We did not make food aid the battleground for biotechnology. The anti-biotech crowd did that. Our interest is in providing food to hungry people period. We will continue to provide food aid to the extent our resources, your efforts, and the cooperation of the recipient countries allows. If others want to stop us from providing food aid to hungry people, I think it is high time to start questioning their motives.
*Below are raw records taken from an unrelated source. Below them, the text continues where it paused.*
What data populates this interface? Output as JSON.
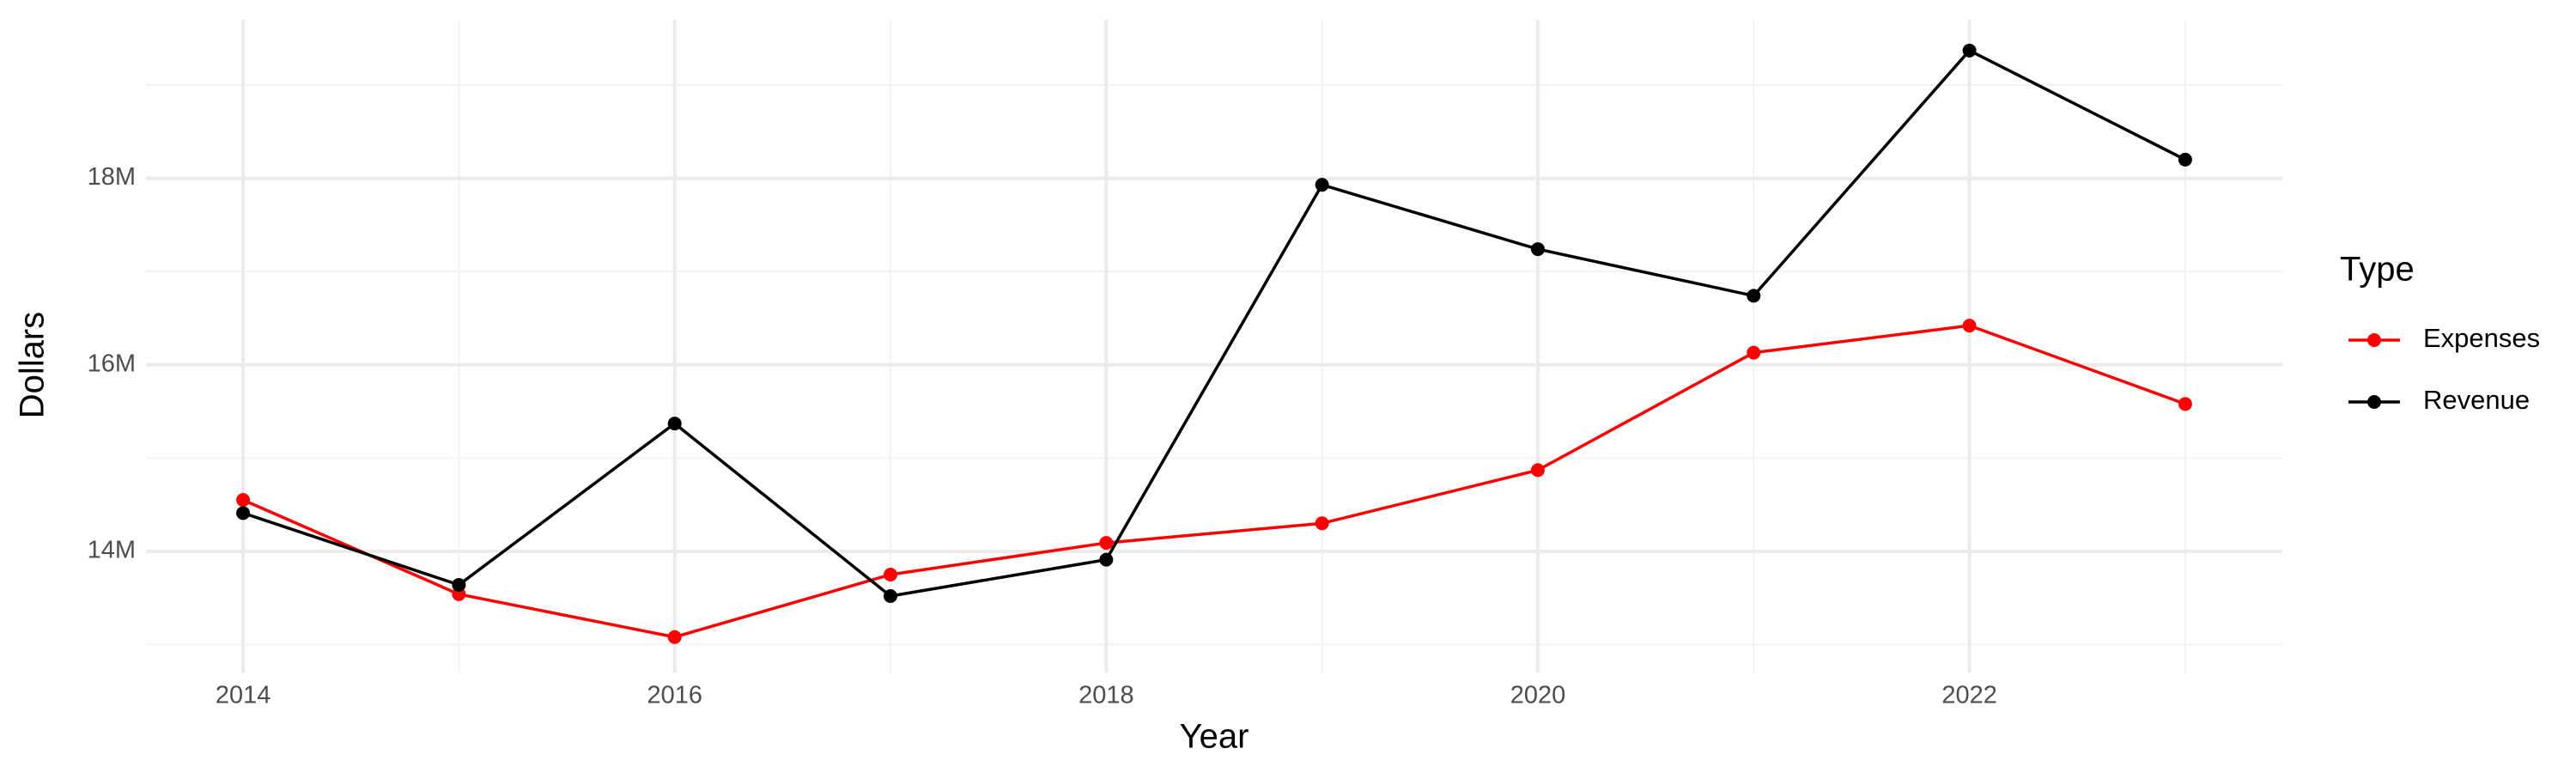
{
  "chart_data": {
    "type": "line",
    "x_label": "Year",
    "y_label": "Dollars",
    "legend_title": "Type",
    "x": [
      2014,
      2015,
      2016,
      2017,
      2018,
      2019,
      2020,
      2021,
      2022,
      2023
    ],
    "series": [
      {
        "name": "Expenses",
        "color": "#ff0000",
        "values": [
          14550000,
          13540000,
          13080000,
          13750000,
          14090000,
          14300000,
          14870000,
          16130000,
          16420000,
          15580000
        ]
      },
      {
        "name": "Revenue",
        "color": "#000000",
        "values": [
          14410000,
          13640000,
          15370000,
          13520000,
          13910000,
          17930000,
          17240000,
          16740000,
          19370000,
          18200000
        ]
      }
    ],
    "xlim": [
      2013.55,
      2023.45
    ],
    "xticks": [
      2014,
      2016,
      2018,
      2020,
      2022
    ],
    "ylim": [
      12700000,
      19700000
    ],
    "yticks": [
      {
        "value": 14000000,
        "label": "14M"
      },
      {
        "value": 16000000,
        "label": "16M"
      },
      {
        "value": 18000000,
        "label": "18M"
      }
    ],
    "grid": true,
    "legend_position": "right"
  }
}
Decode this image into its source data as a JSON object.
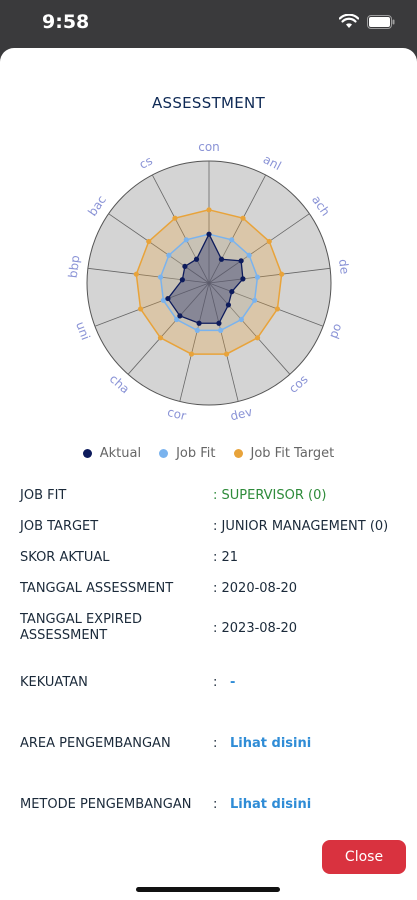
{
  "status": {
    "time": "9:58",
    "icons": [
      "wifi-icon",
      "battery-icon"
    ]
  },
  "page": {
    "title": "ASSESSTMENT"
  },
  "chart_data": {
    "type": "radar",
    "axes": [
      "con",
      "anl",
      "ach",
      "de",
      "po",
      "cos",
      "dev",
      "cor",
      "cha",
      "uni",
      "bbp",
      "bac",
      "cs"
    ],
    "rings": 5,
    "series": [
      {
        "name": "Aktual",
        "color": "#0d1b5c",
        "values": [
          2,
          1.1,
          1.6,
          1.4,
          1,
          1.2,
          1.7,
          1.7,
          1.8,
          1.8,
          1.1,
          1.2,
          1.1
        ]
      },
      {
        "name": "Job Fit",
        "color": "#7ab3ee",
        "values": [
          2,
          2,
          2,
          2,
          2,
          2,
          2,
          2,
          2,
          2,
          2,
          2,
          2
        ]
      },
      {
        "name": "Job Fit Target",
        "color": "#e8a33a",
        "values": [
          3,
          3,
          3,
          3,
          3,
          3,
          3,
          3,
          3,
          3,
          3,
          3,
          3
        ]
      }
    ],
    "max": 5
  },
  "legend": {
    "items": [
      {
        "label": "Aktual",
        "color": "#0d1b5c"
      },
      {
        "label": "Job Fit",
        "color": "#7ab3ee"
      },
      {
        "label": "Job Fit Target",
        "color": "#e8a33a"
      }
    ]
  },
  "info": {
    "job_fit": {
      "label": "JOB FIT",
      "value": ": SUPERVISOR (0)"
    },
    "job_target": {
      "label": "JOB TARGET",
      "value": ": JUNIOR MANAGEMENT (0)"
    },
    "skor_aktual": {
      "label": "SKOR AKTUAL",
      "value": ": 21"
    },
    "tanggal_assessment": {
      "label": "TANGGAL ASSESSMENT",
      "value": ": 2020-08-20"
    },
    "tanggal_expired": {
      "label_1": "TANGGAL EXPIRED",
      "label_2": "ASSESSMENT",
      "value": ": 2023-08-20"
    },
    "kekuatan": {
      "label": "KEKUATAN",
      "colon": ":",
      "value": "-"
    },
    "area_pengembangan": {
      "label": "AREA PENGEMBANGAN",
      "colon": ":",
      "value": "Lihat disini"
    },
    "metode_pengembangan": {
      "label": "METODE PENGEMBANGAN",
      "colon": ":",
      "value": "Lihat disini"
    }
  },
  "buttons": {
    "close": "Close"
  }
}
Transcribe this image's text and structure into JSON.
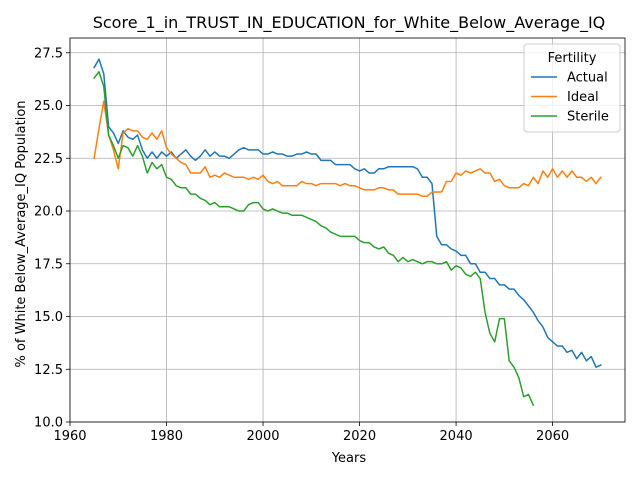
{
  "chart_data": {
    "type": "line",
    "title": "Score_1_in_TRUST_IN_EDUCATION_for_White_Below_Average_IQ",
    "xlabel": "Years",
    "ylabel": "% of White Below_Average_IQ Population",
    "xlim": [
      1960,
      2075
    ],
    "ylim": [
      10.0,
      28.2
    ],
    "xticks": [
      1960,
      1980,
      2000,
      2020,
      2040,
      2060
    ],
    "xtick_labels": [
      "1960",
      "1980",
      "2000",
      "2020",
      "2040",
      "2060"
    ],
    "yticks": [
      10.0,
      12.5,
      15.0,
      17.5,
      20.0,
      22.5,
      25.0,
      27.5
    ],
    "ytick_labels": [
      "10.0",
      "12.5",
      "15.0",
      "17.5",
      "20.0",
      "22.5",
      "25.0",
      "27.5"
    ],
    "grid": true,
    "legend": {
      "title": "Fertility",
      "placement": "upper right"
    },
    "series": [
      {
        "name": "Actual",
        "color": "#1f77b4",
        "x": [
          1965,
          1966,
          1967,
          1968,
          1969,
          1970,
          1971,
          1972,
          1973,
          1974,
          1975,
          1976,
          1977,
          1978,
          1979,
          1980,
          1981,
          1982,
          1983,
          1984,
          1985,
          1986,
          1987,
          1988,
          1989,
          1990,
          1991,
          1992,
          1993,
          1994,
          1995,
          1996,
          1997,
          1998,
          1999,
          2000,
          2001,
          2002,
          2003,
          2004,
          2005,
          2006,
          2007,
          2008,
          2009,
          2010,
          2011,
          2012,
          2013,
          2014,
          2015,
          2016,
          2017,
          2018,
          2019,
          2020,
          2021,
          2022,
          2023,
          2024,
          2025,
          2026,
          2027,
          2028,
          2029,
          2030,
          2031,
          2032,
          2033,
          2034,
          2035,
          2036,
          2037,
          2038,
          2039,
          2040,
          2041,
          2042,
          2043,
          2044,
          2045,
          2046,
          2047,
          2048,
          2049,
          2050,
          2051,
          2052,
          2053,
          2054,
          2055,
          2056,
          2057,
          2058,
          2059,
          2060,
          2061,
          2062,
          2063,
          2064,
          2065,
          2066,
          2067,
          2068,
          2069,
          2070
        ],
        "y": [
          26.8,
          27.2,
          26.5,
          24.0,
          23.7,
          23.2,
          23.8,
          23.5,
          23.4,
          23.6,
          22.9,
          22.5,
          22.8,
          22.5,
          22.8,
          22.6,
          22.8,
          22.5,
          22.7,
          22.9,
          22.6,
          22.4,
          22.6,
          22.9,
          22.6,
          22.8,
          22.6,
          22.6,
          22.5,
          22.7,
          22.9,
          23.0,
          22.9,
          22.9,
          22.9,
          22.7,
          22.7,
          22.8,
          22.7,
          22.7,
          22.6,
          22.6,
          22.7,
          22.7,
          22.8,
          22.7,
          22.7,
          22.4,
          22.4,
          22.4,
          22.2,
          22.2,
          22.2,
          22.2,
          22.0,
          21.9,
          22.0,
          21.8,
          21.8,
          22.0,
          22.0,
          22.1,
          22.1,
          22.1,
          22.1,
          22.1,
          22.1,
          22.0,
          21.6,
          21.6,
          21.3,
          18.8,
          18.4,
          18.4,
          18.2,
          18.1,
          17.9,
          17.9,
          17.5,
          17.5,
          17.1,
          17.1,
          16.8,
          16.8,
          16.5,
          16.5,
          16.3,
          16.3,
          16.0,
          15.8,
          15.5,
          15.2,
          14.8,
          14.5,
          14.0,
          13.8,
          13.6,
          13.6,
          13.3,
          13.4,
          13.0,
          13.3,
          12.9,
          13.1,
          12.6,
          12.7
        ]
      },
      {
        "name": "Ideal",
        "color": "#ff7f0e",
        "x": [
          1965,
          1966,
          1967,
          1968,
          1969,
          1970,
          1971,
          1972,
          1973,
          1974,
          1975,
          1976,
          1977,
          1978,
          1979,
          1980,
          1981,
          1982,
          1983,
          1984,
          1985,
          1986,
          1987,
          1988,
          1989,
          1990,
          1991,
          1992,
          1993,
          1994,
          1995,
          1996,
          1997,
          1998,
          1999,
          2000,
          2001,
          2002,
          2003,
          2004,
          2005,
          2006,
          2007,
          2008,
          2009,
          2010,
          2011,
          2012,
          2013,
          2014,
          2015,
          2016,
          2017,
          2018,
          2019,
          2020,
          2021,
          2022,
          2023,
          2024,
          2025,
          2026,
          2027,
          2028,
          2029,
          2030,
          2031,
          2032,
          2033,
          2034,
          2035,
          2036,
          2037,
          2038,
          2039,
          2040,
          2041,
          2042,
          2043,
          2044,
          2045,
          2046,
          2047,
          2048,
          2049,
          2050,
          2051,
          2052,
          2053,
          2054,
          2055,
          2056,
          2057,
          2058,
          2059,
          2060,
          2061,
          2062,
          2063,
          2064,
          2065,
          2066,
          2067,
          2068,
          2069,
          2070
        ],
        "y": [
          22.5,
          23.9,
          25.2,
          23.6,
          22.9,
          22.0,
          23.7,
          23.9,
          23.8,
          23.8,
          23.5,
          23.4,
          23.7,
          23.4,
          23.8,
          23.0,
          22.7,
          22.5,
          22.3,
          22.2,
          21.8,
          21.8,
          21.8,
          22.1,
          21.6,
          21.7,
          21.6,
          21.8,
          21.7,
          21.6,
          21.6,
          21.6,
          21.5,
          21.6,
          21.5,
          21.7,
          21.4,
          21.3,
          21.4,
          21.2,
          21.2,
          21.2,
          21.2,
          21.4,
          21.3,
          21.3,
          21.2,
          21.3,
          21.3,
          21.3,
          21.3,
          21.2,
          21.3,
          21.2,
          21.2,
          21.1,
          21.0,
          21.0,
          21.0,
          21.1,
          21.1,
          21.0,
          21.0,
          20.8,
          20.8,
          20.8,
          20.8,
          20.8,
          20.7,
          20.7,
          20.9,
          20.9,
          20.9,
          21.4,
          21.4,
          21.8,
          21.7,
          21.9,
          21.8,
          21.9,
          22.0,
          21.8,
          21.8,
          21.4,
          21.5,
          21.2,
          21.1,
          21.1,
          21.1,
          21.3,
          21.2,
          21.6,
          21.3,
          21.9,
          21.6,
          22.0,
          21.6,
          21.9,
          21.6,
          21.9,
          21.6,
          21.6,
          21.4,
          21.6,
          21.3,
          21.6
        ]
      },
      {
        "name": "Sterile",
        "color": "#2ca02c",
        "x": [
          1965,
          1966,
          1967,
          1968,
          1969,
          1970,
          1971,
          1972,
          1973,
          1974,
          1975,
          1976,
          1977,
          1978,
          1979,
          1980,
          1981,
          1982,
          1983,
          1984,
          1985,
          1986,
          1987,
          1988,
          1989,
          1990,
          1991,
          1992,
          1993,
          1994,
          1995,
          1996,
          1997,
          1998,
          1999,
          2000,
          2001,
          2002,
          2003,
          2004,
          2005,
          2006,
          2007,
          2008,
          2009,
          2010,
          2011,
          2012,
          2013,
          2014,
          2015,
          2016,
          2017,
          2018,
          2019,
          2020,
          2021,
          2022,
          2023,
          2024,
          2025,
          2026,
          2027,
          2028,
          2029,
          2030,
          2031,
          2032,
          2033,
          2034,
          2035,
          2036,
          2037,
          2038,
          2039,
          2040,
          2041,
          2042,
          2043,
          2044,
          2045,
          2046,
          2047,
          2048,
          2049,
          2050,
          2051,
          2052,
          2053,
          2054,
          2055,
          2056
        ],
        "y": [
          26.3,
          26.6,
          25.9,
          23.6,
          23.1,
          22.5,
          23.1,
          23.0,
          22.6,
          23.1,
          22.6,
          21.8,
          22.3,
          22.0,
          22.2,
          21.6,
          21.5,
          21.2,
          21.1,
          21.1,
          20.8,
          20.8,
          20.6,
          20.5,
          20.3,
          20.4,
          20.2,
          20.2,
          20.2,
          20.1,
          20.0,
          20.0,
          20.3,
          20.4,
          20.4,
          20.1,
          20.0,
          20.1,
          20.0,
          19.9,
          19.9,
          19.8,
          19.8,
          19.8,
          19.7,
          19.6,
          19.5,
          19.3,
          19.2,
          19.0,
          18.9,
          18.8,
          18.8,
          18.8,
          18.8,
          18.6,
          18.5,
          18.5,
          18.3,
          18.2,
          18.3,
          18.0,
          17.9,
          17.6,
          17.8,
          17.6,
          17.7,
          17.6,
          17.5,
          17.6,
          17.6,
          17.5,
          17.5,
          17.6,
          17.2,
          17.4,
          17.3,
          17.0,
          16.9,
          17.1,
          16.8,
          15.2,
          14.2,
          13.8,
          14.9,
          14.9,
          12.9,
          12.6,
          12.1,
          11.2,
          11.3,
          10.8
        ]
      }
    ]
  }
}
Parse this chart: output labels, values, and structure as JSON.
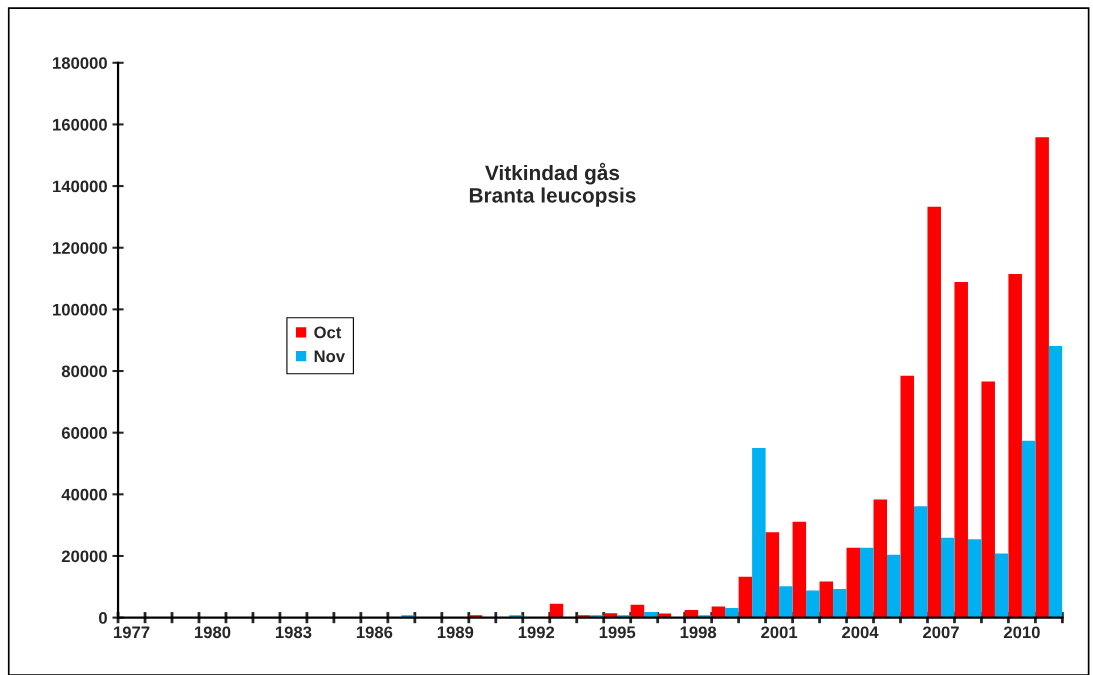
{
  "chart_data": {
    "type": "bar",
    "title": "Vitkindad gås\nBranta leucopsis",
    "categories": [
      "1977",
      null,
      null,
      "1980",
      null,
      null,
      "1983",
      null,
      null,
      "1986",
      null,
      null,
      "1989",
      null,
      null,
      "1992",
      null,
      null,
      "1995",
      null,
      null,
      "1998",
      null,
      null,
      "2001",
      null,
      null,
      "2004",
      null,
      null,
      "2007",
      null,
      null,
      "2010",
      null
    ],
    "series": [
      {
        "name": "Oct",
        "color": "#ff0000",
        "values": [
          0,
          0,
          0,
          0,
          0,
          0,
          0,
          0,
          0,
          0,
          0,
          0,
          0,
          800,
          0,
          0,
          4500,
          800,
          1400,
          4200,
          1300,
          2500,
          3600,
          13300,
          27700,
          31100,
          11700,
          22700,
          38300,
          78500,
          133300,
          108900,
          76600,
          111500,
          155800
        ]
      },
      {
        "name": "Nov",
        "color": "#00b0f0",
        "values": [
          0,
          0,
          0,
          0,
          0,
          0,
          0,
          0,
          0,
          0,
          800,
          0,
          0,
          0,
          800,
          0,
          0,
          800,
          800,
          1800,
          0,
          800,
          3100,
          55000,
          10200,
          8800,
          9300,
          22700,
          20400,
          36100,
          25900,
          25400,
          20800,
          57400,
          88100
        ]
      }
    ],
    "ylim": [
      0,
      180000
    ],
    "yticks": [
      0,
      20000,
      40000,
      60000,
      80000,
      100000,
      120000,
      140000,
      160000,
      180000
    ],
    "grid": false,
    "legend": "left"
  }
}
Whose interest is served when Greenpeace threatens to sue to stop the distribution of food aid in India? Whose interest is served when European NGOs encourage southern African countries not to accept food aid? They have already instilled fear in the minds of the European public out of some perverted sense of environmental propriety. Now they want to spread the fear to the rest of the world.

"No passion so effectually robs the mind of all its powers of acting and reasoning as fear," to quote Edmund Burke. The well-fed consumers of Europe can afford the luxury of irrational choices. The starving people of southern Africa cannot. Choices have consequences. To choose fear is to rob mankind of the most promising tool for agriculture we have seen. Even if it is the harder road, let’s choose science. Let’s choose hope.